Congress announces deal to end government shutdown, avoid US default

The deal would extend US borrowing authority until February 7; US Treasury would have ability to extend borrowing capacity.

113th Congress in Washington (photo credit: REUTERS)
113th Congress in Washington
(photo credit: REUTERS)
WASHINGTON – The US Congress settled on a deal to reopen the federal government and avoid default on America’s debt just hours before the Treasury Department would have lost its authority to borrow money.
Senate Majority Leader Harry Reid and Minority Leader Mitch McConnell forged an agreement whereby the US government will be funded until January 15, and its borrowing limit will be extended through February 7.
At press time, the deal was awaiting approval in both the Senate and the House of Representatives, but leaders from both parties implied it would go through. It was expected to pass late at night, clearing the way for it to arrive on President Barack Obama’s desk to sign before the deadline on Thursday.

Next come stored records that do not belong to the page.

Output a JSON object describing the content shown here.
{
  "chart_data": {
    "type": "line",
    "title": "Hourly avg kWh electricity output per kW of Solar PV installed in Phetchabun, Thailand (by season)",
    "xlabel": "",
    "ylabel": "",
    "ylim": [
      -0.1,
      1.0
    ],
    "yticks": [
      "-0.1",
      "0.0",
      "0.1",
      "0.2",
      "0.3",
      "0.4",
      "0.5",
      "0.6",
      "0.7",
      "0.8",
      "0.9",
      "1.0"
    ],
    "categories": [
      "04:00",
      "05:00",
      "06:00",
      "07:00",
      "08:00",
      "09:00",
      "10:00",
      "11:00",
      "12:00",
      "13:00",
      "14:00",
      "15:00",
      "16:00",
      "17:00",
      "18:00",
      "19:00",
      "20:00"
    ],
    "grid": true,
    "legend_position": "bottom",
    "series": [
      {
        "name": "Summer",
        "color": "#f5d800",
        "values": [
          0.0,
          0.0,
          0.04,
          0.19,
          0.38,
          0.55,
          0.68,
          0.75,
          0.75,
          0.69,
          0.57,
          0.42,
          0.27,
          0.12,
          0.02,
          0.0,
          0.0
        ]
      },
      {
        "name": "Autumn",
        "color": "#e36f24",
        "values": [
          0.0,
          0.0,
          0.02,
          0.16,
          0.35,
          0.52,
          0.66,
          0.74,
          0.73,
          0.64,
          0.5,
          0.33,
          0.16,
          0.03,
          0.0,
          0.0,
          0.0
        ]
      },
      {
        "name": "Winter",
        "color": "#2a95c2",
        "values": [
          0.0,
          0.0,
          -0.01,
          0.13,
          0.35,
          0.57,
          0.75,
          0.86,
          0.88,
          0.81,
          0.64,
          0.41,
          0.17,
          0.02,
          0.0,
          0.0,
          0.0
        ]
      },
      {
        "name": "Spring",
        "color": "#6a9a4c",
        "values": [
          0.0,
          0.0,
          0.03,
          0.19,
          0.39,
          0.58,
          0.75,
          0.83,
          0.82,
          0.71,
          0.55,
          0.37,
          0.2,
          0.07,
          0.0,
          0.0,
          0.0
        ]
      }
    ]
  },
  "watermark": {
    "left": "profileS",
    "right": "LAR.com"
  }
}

Fitch Ratings, one of the three main global credit ratings agencies, warned Congress this week that its paralysis might lead Fitch to lower it evaluation of America’s creditworthiness.
But markets, evidently numb to the politics of Washington, barely slipped through the crisis and rallied on Wednesday upon word that a deal had been reached.
Congress has never come so close to breaching the debt ceiling ($16.7 trillion before the deal) as it has over the past 16 days, since Congress first failed to pass a resolution that would fund operations of the federal government.
A failure to reach a deal would have meant the US risked defaulting on its payments for the first time.
NASA has virtually shut its doors over the past two weeks, as has the Nuclear Regulatory Commission and the National Institutes of Health. The government shutdown led to over 800,000 furloughs.
Republicans in the House of Representatives refused to entertain a bill that would reopen the government without fundamental changes to the Affordable Care Act, or “Obamacare,” Obama’s signature legislation.
Leading that fight was Sen. Ted Cruz of Texas. On Wednesday, he criticized the agreement that would avoid default, while declining the opportunity to delay its passage with a filibuster.
The deal “provides no relief for Americans from Obamacare,” Cruz said.
Indeed, it makes only cosmetic changes to the health law, requiring income verification for those registering for insurance.
The measure has bipartisan support.
Seventy-four percent of Americans disapprove of how the Republican Party handled the crisis, according to an ABC/Washington Post poll released on Monday. Fifty-three percent disapprove of how Obama handled the crisis.
House of Representatives Speaker John Boehner faced an important political test as the crisis came to an end. The speaker was challenged to break the Hastert Rule, the principle that no speaker should bring to a vote a bill that does not have majority support within his party’s caucus.
But for months, Boehner said he would not let the US default on its obligations. He repeated that commitment throughout the government shutdown, nearly every day, until the day before the debt deadline.